Tuesday, February 20, 2018

Ill-fated barge explodes, workers escape unharmed

One minute they were working as usual. The next minute they were swimming in the frigid waters of the Columbia River near Umatilla. Three men affecting repairs on a river tanker on March 3, 1948, were blown off the deck when the barge exploded for the third time in a year, but all three escaped unscathed except for an icy dunking.

Jack Hinkley, Melvin McCoy and Gene Hiatt, who were working at the opposite end of the barge, were unable to say what caused the explosion that tossed them off the ill-fated “Pendleton,” a 280,000-gallon tanker owned by Tidewater-Shaver Company. Eyewitness George Sawyer, the company’s plant superintendent, reported he saw a reddish-blue flash followed by a series of four explosions. After that he was too busy dodging shrapnel hurled by the exploding craft.
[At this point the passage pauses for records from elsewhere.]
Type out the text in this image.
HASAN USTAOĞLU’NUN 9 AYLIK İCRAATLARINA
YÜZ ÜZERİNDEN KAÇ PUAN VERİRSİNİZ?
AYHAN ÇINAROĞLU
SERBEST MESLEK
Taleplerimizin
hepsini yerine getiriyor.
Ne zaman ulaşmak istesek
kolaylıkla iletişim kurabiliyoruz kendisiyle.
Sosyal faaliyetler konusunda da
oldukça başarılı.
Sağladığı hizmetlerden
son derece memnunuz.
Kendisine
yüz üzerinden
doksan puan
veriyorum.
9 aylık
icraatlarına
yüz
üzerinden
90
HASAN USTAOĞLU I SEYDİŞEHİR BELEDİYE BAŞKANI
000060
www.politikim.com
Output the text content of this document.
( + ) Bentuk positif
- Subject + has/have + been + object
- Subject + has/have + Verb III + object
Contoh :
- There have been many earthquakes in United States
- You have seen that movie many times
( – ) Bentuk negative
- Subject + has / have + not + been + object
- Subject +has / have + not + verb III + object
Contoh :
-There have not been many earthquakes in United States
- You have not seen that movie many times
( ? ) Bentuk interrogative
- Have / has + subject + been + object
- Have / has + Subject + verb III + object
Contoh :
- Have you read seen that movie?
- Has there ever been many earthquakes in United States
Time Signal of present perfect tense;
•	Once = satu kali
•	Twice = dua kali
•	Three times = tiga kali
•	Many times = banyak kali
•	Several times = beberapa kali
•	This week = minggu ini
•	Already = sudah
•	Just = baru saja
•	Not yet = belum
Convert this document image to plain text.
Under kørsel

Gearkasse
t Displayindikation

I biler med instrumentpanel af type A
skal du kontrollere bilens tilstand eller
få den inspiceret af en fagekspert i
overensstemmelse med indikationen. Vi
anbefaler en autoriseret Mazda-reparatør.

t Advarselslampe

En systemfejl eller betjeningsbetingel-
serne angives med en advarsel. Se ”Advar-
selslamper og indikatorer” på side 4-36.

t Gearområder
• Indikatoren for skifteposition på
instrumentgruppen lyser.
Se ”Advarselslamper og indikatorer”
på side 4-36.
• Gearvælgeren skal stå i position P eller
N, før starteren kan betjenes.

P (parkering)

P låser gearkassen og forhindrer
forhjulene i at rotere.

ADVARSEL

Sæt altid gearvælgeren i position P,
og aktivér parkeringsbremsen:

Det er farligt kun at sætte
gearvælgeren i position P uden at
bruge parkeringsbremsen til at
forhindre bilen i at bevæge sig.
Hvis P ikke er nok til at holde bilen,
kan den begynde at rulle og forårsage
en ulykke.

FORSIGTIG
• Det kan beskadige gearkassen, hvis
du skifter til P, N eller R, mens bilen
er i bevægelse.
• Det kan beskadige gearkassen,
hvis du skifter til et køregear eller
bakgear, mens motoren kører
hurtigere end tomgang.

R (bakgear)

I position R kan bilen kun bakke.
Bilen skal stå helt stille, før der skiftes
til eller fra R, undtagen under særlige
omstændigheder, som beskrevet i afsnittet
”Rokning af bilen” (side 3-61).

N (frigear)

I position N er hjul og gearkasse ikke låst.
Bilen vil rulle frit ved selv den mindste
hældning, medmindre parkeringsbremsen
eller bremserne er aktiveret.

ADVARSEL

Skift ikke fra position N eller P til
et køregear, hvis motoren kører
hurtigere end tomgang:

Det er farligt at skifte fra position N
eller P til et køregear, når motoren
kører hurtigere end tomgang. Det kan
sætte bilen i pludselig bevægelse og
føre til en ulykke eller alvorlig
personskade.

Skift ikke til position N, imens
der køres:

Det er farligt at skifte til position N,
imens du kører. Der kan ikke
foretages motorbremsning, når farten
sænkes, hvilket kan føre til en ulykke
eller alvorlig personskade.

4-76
A six-ton portion of the barge’s deck was thrown 500 feet upstream, and another portion, weighing only about four tons, landed about 600 feet downstream. A new 100-ton barge being built on shore about 400 feet from the blast was lifted into the air and moved about two feet. The Captain Al James, a tug that was nearby when the explosion occurred, had all its windows blown out.
A twisted six-ton section of the deck of the "Pendleton" sits 400 feet from the smoking wreckage of the barge after an explosion March 3, 1948, near Umatilla (EO file photo).
The “Pendleton” also was wrecked in June 1948 by a similar blast at the Umatilla facility. And it exploded in Portland earlier that year.
Barge workers (l-r)Jack Hinkley, Melvin McCoy and Gene Hiatt survived the tanker explosion aboard the "Pendleton" that blew them off the deck into the Columbia River (EO file photo).
Hinkley, a tankerman from Umatilla, could only chatter that the water was “damned cold” when he reached shore. McCoy, a welder who also lived in Umatilla, commented that apparently it wasn’t “his time to die.”

Wednesday, February 14, 2018

Umatilla County town founded by mistake

The city of Adams, located north of Pendleton in Umatilla County, will celebrate its 125th anniversary on Feb. 23, 2018. But the town was actually founded by mistake, according to a written account by a descendant of the town’s first mayor.

Don Lieuallen was the guest speaker at the town’s 100th anniversary celebration on Feb. 21, 1993. According to Lieuallen’s history, the Oregon Railway and Navigation Company was building track east from Pendleton and reached the present site of Adams in 1882. There construction was halted while railroad officials debated the best way to cross Dry Creek Canyon northeast of Weston. As the discussion dragged on, winter set in and the work crews erected a few shacks for shelter.

Two entrepreneurial men, I.T. Reese and J.T. Redman, built a general store for the railroad workers. Soon a few houses were built, then saloons showed up, and a livery stable, meat market and feed store appeared. The first confectionery, cigar store and menswear establishment was opened by “Cheap Charlie” Hanson. The Adams Real Estate Association formed in 1883, and John F. Adams’ farm, originally settled in 1865 on the banks of Wildhorse Creek, became the basis for the town plat. Adams was incorporated on Feb. 23, 1883, with Thomas A. Lieuallen as mayor.

By 1901 the city had a population of 500, and boasted a newspaper, three general stores, two blacksmith shops, a drug store, two hotels, a livery stable and saloon.

The 100th anniversary celebration included music, an arts and crafts show, and a reader’s theater presentation of “The Crooked Town,” among other attractions. The opening festivities also featured the presentation of a centennial quilt made by Gilberta Lieuallen, which depicts the city seal surrounded by 16 historic photos depicting early Adams. The quilt is on permanent display in the Adams Friendship Center.

Wednesday, February 7, 2018

Church locked over priest protest

Churchgoers can be very particular about their parish priests, as Pendleton Catholics discovered in March 1893.

Members of St. Mary’s Catholic Church in Pendleton wended their way to church as usual on March 12, 1893, only to be turned away. The doors were locked. There was nothing they could do but return home.

Though most of the parishioners were reluctant to talk about the incident, it was discovered that Thomas Milarkey, one of two trustees to whom the church property was deeded, and the only keyholder, had taken affront after his favorite priest, Father Hogan, was moved to another parish and a former pastor, Father DeRoo, was re-posted to serve the Pendleton church.

Determined to make his objection known, Milarkey decided that Father DeRoo would not be allowed to enter the church to conduct mass.

Local parishioners decided to let church authorities handle the incident, and Archbishop Gross was due to arrive in Pendleton later in the week to straighten the matter out.